Content on DeFi Explained is produced by the editorial team and reviewed by the senior editor. The team reads protocol specifications, on-chain data, and audit reports as part of its normal workflow. Individual pages do not carry bylines because content goes through team review before publication - the byline would imply individual authorship for work that is genuinely collaborative.

Senior editors have backgrounds in smart-contract development, financial engineering, or protocol research. The editorial team's work history includes: quantitative DeFi research at a crypto fund, Solidity audit contributions to Trail of Bits and OpenZeppelin, and governance participation in Aave, Compound, and Uniswap DAOs. This background is mentioned to establish credibility, not to create individual accountability - the team as a whole is responsible for every page.

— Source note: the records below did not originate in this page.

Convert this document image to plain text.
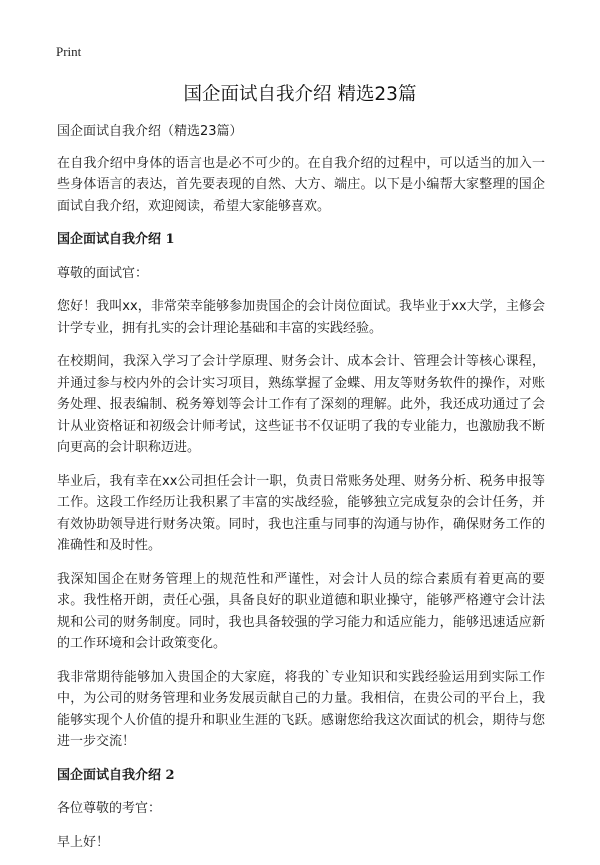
Print
国企面试自我介绍 精选23篇

国企面试自我介绍（精选23篇）

在自我介绍中身体的语言也是必不可少的。在自我介绍的过程中，可以适当的加入一些身体语言的表达，首先要表现的自然、大方、端庄。以下是小编帮大家整理的国企面试自我介绍，欢迎阅读，希望大家能够喜欢。

国企面试自我介绍 1

尊敬的面试官：

您好！我叫xx，非常荣幸能够参加贵国企的会计岗位面试。我毕业于xx大学，主修会计学专业，拥有扎实的会计理论基础和丰富的实践经验。

在校期间，我深入学习了会计学原理、财务会计、成本会计、管理会计等核心课程，并通过参与校内外的会计实习项目，熟练掌握了金蝶、用友等财务软件的操作，对账务处理、报表编制、税务筹划等会计工作有了深刻的理解。此外，我还成功通过了会计从业资格证和初级会计师考试，这些证书不仅证明了我的专业能力，也激励我不断向更高的会计职称迈进。

毕业后，我有幸在xx公司担任会计一职，负责日常账务处理、财务分析、税务申报等工作。这段工作经历让我积累了丰富的实战经验，能够独立完成复杂的会计任务，并有效协助领导进行财务决策。同时，我也注重与同事的沟通与协作，确保财务工作的准确性和及时性。

我深知国企在财务管理上的规范性和严谨性，对会计人员的综合素质有着更高的要求。我性格开朗，责任心强，具备良好的职业道德和职业操守，能够严格遵守会计法规和公司的财务制度。同时，我也具备较强的学习能力和适应能力，能够迅速适应新的工作环境和会计政策变化。

我非常期待能够加入贵国企的大家庭，将我的`专业知识和实践经验运用到实际工作中，为公司的财务管理和业务发展贡献自己的力量。我相信，在贵公司的平台上，我能够实现个人价值的提升和职业生涯的飞跃。感谢您给我这次面试的机会，期待与您进一步交流！

国企面试自我介绍 2

各位尊敬的考官：

早上好！
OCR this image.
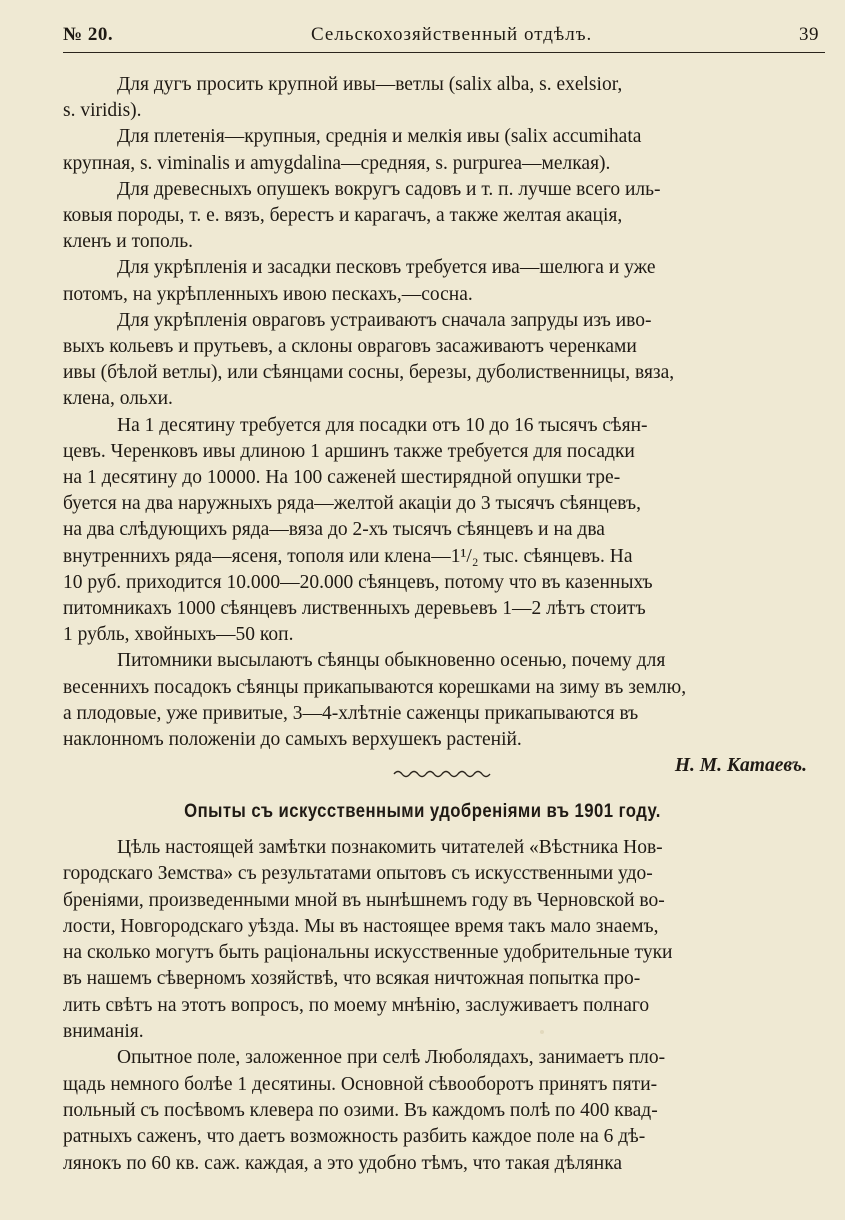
№ 20.	Сельскохозяйственный отдѣлъ.	39

Для дугъ просить крупной ивы—ветлы (salix alba, s. exelsior,
s. viridis).

Для плетенія—крупныя, среднія и мелкія ивы (salix accumihata
крупная, s. viminalis и amygdalina—средняя, s. purpurea—мелкая).

Для древесныхъ опушекъ вокругъ садовъ и т. п. лучше всего иль-
ковыя породы, т. е. вязъ, берестъ и карагачъ, а также желтая акація,
кленъ и тополь.

Для укрѣпленія и засадки песковъ требуется ива—шелюга и уже
потомъ, на укрѣпленныхъ ивою пескахъ,—сосна.

Для укрѣпленія овраговъ устраиваютъ сначала запруды изъ иво-
выхъ кольевъ и прутьевъ, а склоны овраговъ засаживаютъ черенками
ивы (бѣлой ветлы), или сѣянцами сосны, березы, дуболиственницы, вяза,
клена, ольхи.

На 1 десятину требуется для посадки отъ 10 до 16 тысячъ сѣян-
цевъ. Черенковъ ивы длиною 1 аршинъ также требуется для посадки
на 1 десятину до 10000. На 100 саженей шестирядной опушки тре-
буется на два наружныхъ ряда—желтой акаціи до 3 тысячъ сѣянцевъ,
на два слѣдующихъ ряда—вяза до 2-хъ тысячъ сѣянцевъ и на два
внутреннихъ ряда—ясеня, тополя или клена—1¹/₂ тыс. сѣянцевъ. На
10 руб. приходится 10.000—20.000 сѣянцевъ, потому что въ казенныхъ
питомникахъ 1000 сѣянцевъ лиственныхъ деревьевъ 1—2 лѣтъ стоитъ
1 рубль, хвойныхъ—50 коп.

Питомники высылаютъ сѣянцы обыкновенно осенью, почему для
весеннихъ посадокъ сѣянцы прикапываются корешками на зиму въ землю,
а плодовые, уже привитые, 3—4-хлѣтніе саженцы прикапываются въ
наклонномъ положеніи до самыхъ верхушекъ растеній.

Н. М. Катаевъ.

Опыты съ искусственными удобреніями въ 1901 году.

Цѣль настоящей замѣтки познакомить читателей «Вѣстника Нов-
городскаго Земства» съ результатами опытовъ съ искусственными удо-
бреніями, произведенными мной въ нынѣшнемъ году въ Черновской во-
лости, Новгородскаго уѣзда. Мы въ настоящее время такъ мало знаемъ,
на сколько могутъ быть раціональны искусственные удобрительные туки
въ нашемъ сѣверномъ хозяйствѣ, что всякая ничтожная попытка про-
лить свѣтъ на этотъ вопросъ, по моему мнѣнію, заслуживаетъ полнаго
вниманія.

Опытное поле, заложенное при селѣ Люболядахъ, занимаетъ пло-
щадь немного болѣе 1 десятины. Основной сѣвооборотъ принятъ пяти-
польный съ посѣвомъ клевера по озими. Въ каждомъ полѣ по 400 квад-
ратныхъ саженъ, что даетъ возможность разбить каждое поле на 6 дѣ-
лянокъ по 60 кв. саж. каждая, а это удобно тѣмъ, что такая дѣлянка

Frequently asked questions

How often is DeFi Explained content updated?
High-traffic pages (top 50 by organic search) are reviewed on a rolling 90-day cycle. Feature pages covering active protocols are updated within 48 hours of a major governance vote, audit completion, or parameter change. Calculator inputs (APYs, fees, collateral factors) are verified at publish time and checked quarterly. All pages carry a last-updated timestamp so you can see exactly when the content was last reviewed.
What are the primary sources DeFi Explained uses?
We work from four tiers of sources in priority order: (1) Deployed smart-contract source code on block explorers, especially event signatures and storage variable names; (2) Official protocol documentation and governance forum posts; (3) Published third-party audits from recognized firms (OpenZeppelin, Trail of Bits, Consensys Diligence, Certora); (4) On-chain data from Dune Analytics, Etherscan, or direct RPC queries. Secondary sources like news articles and analyst reports are used only to corroborate or to point us at primary material.
How does DeFi Explained handle corrections?
Substantive corrections are handled in two tiers. Minor errors (typos, broken links, outdated fee percentages) are fixed silently and bump the last-updated date. Significant errors - wrong APYs, incorrect parameter descriptions, flawed mechanical explanations - are corrected with a visible correction note at the top of the affected section stating what was wrong and when it was fixed. We never quietly correct numbers after publication. Corrections are tracked in our internal changelog visible to our editorial team.
When is sponsored or affiliate content disclosed?
Any page that contains affiliate links to DeFi protocols carries a visible disclosure banner at the top of the content and again at the point of the link. Sponsored content - content written at the request of a protocol or its agent - is held to the same editorial standards as all other content: the sponsor may not review or approve the piece before publication, and every factual claim must still be verified against primary sources. A 'Sponsored' label appears in the page metadata and in the article header. No affiliate relationship changes our description of a protocol's risks or failure modes.
How does AI factor into DeFi Explained's editorial process?
AI writing tools are used as a drafting aid - to generate a first pass at an explainer, restructure unclear explanations, or translate a technical specification into plain language. AI-generated drafts are clearly marked in our internal workflow and are never published without human review. The review step is non-negotiable: every published paragraph has been read and edited by a human editor who checks that the AI's output accurately represents the primary sources. AI is never used to generate numeric data, APY figures, or any claim that requires on-chain or document verification.